Die Ankündigung lässt Alarmglocken schrillen.
Laut einem Gutachten des Strafrechtsprofessors Andreas Scheil bringen sich Bürgermeister in den Verdacht der Untreue, wenn sie um des Dorffriedens willen güt­lichen Lösungen zustimmen und das Wohl der Gemeinde aus dem Auge verlieren. Bis zu 15 Jahre Haft drohen dafür. Viele Bürgermeister fühlen sich aufgerieben zwischen den Fronten. „Wir dürfen uns vor Ort die Schädel einschlagen, der Landeshauptmann hält sich aus allem heraus“, stöhnt Wilfried Fink, stellvertretend für viele Kollegen. Seit 2003 amtiert Fink als SPÖ-Bürgermeister in Schönwies, einer kleinen, auf 700 Metern gelegenen Gemeinde im Oberinntal. Für den gelernten Juristen geht aus den Regulierungsbescheiden der fünfziger und sechziger Jahre „glasklar“ hervor, dass die hiesigen Agrargemeinschaften aus Gemeindegut entstanden sind – und dass 80 Prozent der Gemeindefläche, die ihnen laut Grundbuch „gehören“, von ihnen also bloß treuhändisch verwaltet werden dürfen.

Agrarierherz.
Auch die Schönwieser Bürger bekamen noch keinen Cent – weder von den jährlich etwa 180.000 Euro Erlösen aus dem Schotterabbau noch von jenen 600.000 Euro, die sich als Rücklagen in den Agrargemeinschaften angesammelt haben. Groß war die Empörung, als Fink sich erdreistete, im laufenden Haushalt jene 180.000 Euro anzusetzen, die von den Agrargemeinschaften im Rechnungskreis II selbst ausgewiesen werden, Geld also, das der Gemeinde laut Gesetz zur Verfügung steht.
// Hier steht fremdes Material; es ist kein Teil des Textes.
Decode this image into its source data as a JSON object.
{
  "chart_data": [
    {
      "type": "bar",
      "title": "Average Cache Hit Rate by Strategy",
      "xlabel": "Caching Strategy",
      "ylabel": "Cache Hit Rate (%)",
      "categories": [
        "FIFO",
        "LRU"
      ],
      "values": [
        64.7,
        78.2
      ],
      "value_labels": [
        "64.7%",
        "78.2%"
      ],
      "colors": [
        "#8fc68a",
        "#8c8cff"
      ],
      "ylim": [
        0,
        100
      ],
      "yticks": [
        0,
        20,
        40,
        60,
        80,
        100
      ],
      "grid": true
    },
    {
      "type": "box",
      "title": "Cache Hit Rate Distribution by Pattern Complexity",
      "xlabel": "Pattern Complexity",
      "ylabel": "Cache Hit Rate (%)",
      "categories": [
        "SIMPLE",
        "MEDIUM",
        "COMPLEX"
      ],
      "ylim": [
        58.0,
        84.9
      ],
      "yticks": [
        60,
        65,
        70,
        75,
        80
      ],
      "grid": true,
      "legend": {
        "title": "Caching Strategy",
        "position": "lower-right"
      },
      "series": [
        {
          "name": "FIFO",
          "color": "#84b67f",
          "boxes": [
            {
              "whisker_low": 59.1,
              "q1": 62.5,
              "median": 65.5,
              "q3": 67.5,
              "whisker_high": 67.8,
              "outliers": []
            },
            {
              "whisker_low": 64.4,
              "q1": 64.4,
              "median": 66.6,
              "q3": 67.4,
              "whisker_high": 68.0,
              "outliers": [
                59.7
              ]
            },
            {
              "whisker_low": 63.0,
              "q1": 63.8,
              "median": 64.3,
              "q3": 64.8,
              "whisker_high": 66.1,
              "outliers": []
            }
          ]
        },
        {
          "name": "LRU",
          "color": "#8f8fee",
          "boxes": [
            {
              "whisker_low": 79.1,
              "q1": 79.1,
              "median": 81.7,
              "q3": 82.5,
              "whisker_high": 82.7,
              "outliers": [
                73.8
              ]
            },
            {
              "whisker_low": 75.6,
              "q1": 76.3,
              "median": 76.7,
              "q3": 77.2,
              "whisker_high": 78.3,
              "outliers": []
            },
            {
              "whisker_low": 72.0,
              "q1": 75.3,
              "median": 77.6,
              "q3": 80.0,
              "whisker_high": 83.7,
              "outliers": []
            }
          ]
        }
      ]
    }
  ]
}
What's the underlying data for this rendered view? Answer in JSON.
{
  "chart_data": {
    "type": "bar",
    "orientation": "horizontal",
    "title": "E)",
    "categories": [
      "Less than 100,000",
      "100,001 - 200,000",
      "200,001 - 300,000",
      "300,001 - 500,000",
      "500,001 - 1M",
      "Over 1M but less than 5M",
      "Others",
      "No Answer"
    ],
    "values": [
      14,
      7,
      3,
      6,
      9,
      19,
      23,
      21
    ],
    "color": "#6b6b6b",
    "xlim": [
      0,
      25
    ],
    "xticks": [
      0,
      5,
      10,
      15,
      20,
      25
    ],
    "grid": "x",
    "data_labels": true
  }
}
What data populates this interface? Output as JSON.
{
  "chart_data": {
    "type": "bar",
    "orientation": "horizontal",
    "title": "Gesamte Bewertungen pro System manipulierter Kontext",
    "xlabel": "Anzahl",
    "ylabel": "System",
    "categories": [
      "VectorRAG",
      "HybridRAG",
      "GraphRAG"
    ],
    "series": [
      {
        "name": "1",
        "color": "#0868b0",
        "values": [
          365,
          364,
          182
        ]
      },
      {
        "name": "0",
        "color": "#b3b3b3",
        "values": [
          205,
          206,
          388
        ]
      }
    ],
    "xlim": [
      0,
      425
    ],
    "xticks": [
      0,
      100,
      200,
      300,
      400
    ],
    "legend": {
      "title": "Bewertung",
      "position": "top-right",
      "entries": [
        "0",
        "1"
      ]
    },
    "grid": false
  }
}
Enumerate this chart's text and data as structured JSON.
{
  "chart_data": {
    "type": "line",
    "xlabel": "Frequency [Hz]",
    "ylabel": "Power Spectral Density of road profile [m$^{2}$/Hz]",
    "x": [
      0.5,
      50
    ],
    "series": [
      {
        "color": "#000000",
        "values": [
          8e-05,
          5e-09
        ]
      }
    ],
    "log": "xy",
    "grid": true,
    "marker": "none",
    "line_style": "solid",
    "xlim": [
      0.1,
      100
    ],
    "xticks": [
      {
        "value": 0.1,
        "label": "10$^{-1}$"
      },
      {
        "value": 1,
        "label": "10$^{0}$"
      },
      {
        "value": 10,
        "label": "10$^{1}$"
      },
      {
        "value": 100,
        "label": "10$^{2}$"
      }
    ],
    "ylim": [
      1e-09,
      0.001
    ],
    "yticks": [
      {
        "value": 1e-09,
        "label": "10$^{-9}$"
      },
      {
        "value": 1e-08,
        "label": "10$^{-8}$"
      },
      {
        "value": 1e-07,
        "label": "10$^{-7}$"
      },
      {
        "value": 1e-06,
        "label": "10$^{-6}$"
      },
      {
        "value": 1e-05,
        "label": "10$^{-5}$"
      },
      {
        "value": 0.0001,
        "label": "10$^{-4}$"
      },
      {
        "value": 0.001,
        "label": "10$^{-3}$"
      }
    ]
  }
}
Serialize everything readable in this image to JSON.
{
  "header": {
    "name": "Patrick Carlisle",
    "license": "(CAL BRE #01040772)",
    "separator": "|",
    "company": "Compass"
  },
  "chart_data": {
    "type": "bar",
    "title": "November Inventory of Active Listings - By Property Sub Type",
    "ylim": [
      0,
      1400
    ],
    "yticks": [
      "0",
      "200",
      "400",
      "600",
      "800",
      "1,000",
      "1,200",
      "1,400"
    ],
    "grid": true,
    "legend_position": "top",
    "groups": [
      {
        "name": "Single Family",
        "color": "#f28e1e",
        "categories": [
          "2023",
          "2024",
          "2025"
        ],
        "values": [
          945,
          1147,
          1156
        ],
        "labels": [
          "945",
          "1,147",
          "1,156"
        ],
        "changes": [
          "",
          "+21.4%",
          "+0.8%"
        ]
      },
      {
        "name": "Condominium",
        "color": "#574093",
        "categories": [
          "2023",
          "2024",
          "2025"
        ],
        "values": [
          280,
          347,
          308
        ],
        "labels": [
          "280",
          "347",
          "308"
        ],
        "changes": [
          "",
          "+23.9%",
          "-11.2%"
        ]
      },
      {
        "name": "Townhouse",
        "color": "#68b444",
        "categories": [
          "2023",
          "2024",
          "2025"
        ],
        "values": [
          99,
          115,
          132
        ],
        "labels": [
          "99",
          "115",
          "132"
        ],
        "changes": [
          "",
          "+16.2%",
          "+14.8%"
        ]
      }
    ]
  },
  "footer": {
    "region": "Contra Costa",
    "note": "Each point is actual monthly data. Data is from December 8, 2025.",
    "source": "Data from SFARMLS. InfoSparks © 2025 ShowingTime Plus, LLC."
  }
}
Theoretisch. In der Praxis kommt Fink nicht an das Konto heran – und die Agrargemeinschaft überweist das Geld nicht. Vergangene Woche stellte er den Betrag fällig. Das Gemeindebudget für 2011 wurde in letzter Minute und mit hauchdünner Mehrheit beschlossen. Vier von 13 Mandataren sind Agrargemeinschaftsmitglieder. Auch sie mussten auf Treu und Eid versprechen, das Gemeindevermögen zusammenzuhalten. „Doch wenn sie bei der Tür hinaus- und bei der Agrarstube hineingehen, pocht in ihnen das Agrarierherz“, so Fink.

Bis vor zwei Jahren war Bauernbund-Direktor Peter Raggl der Obmann der Agrargemeinschaft in Schönwies. Er kann nicht genug betonen, wie „kompliziert“ alles sei: „Die Behörden arbeiten auf Hochdruck. Die Materie ist irrsinnig komplex. Keine Gemeinde ist mit der anderen zu vergleichen.“ Doch gar so schwierig, wie die Bauernvertreter es darstellen, liegen die Dinge nicht: Im Jänner 2010 hatte der Verfassungsgerichtshof in einer anderen Causa – es ging um Langkampfen, Bezirk Kufstein – unmissverständlich gesagt: Was zum Zeitpunkt der Regulierung im Grundbuch steht, das gilt. Natürlich, räumten die Höchstrichter ein, seien selbst bei Grundbüchern Irrtümer nicht auszuschließen.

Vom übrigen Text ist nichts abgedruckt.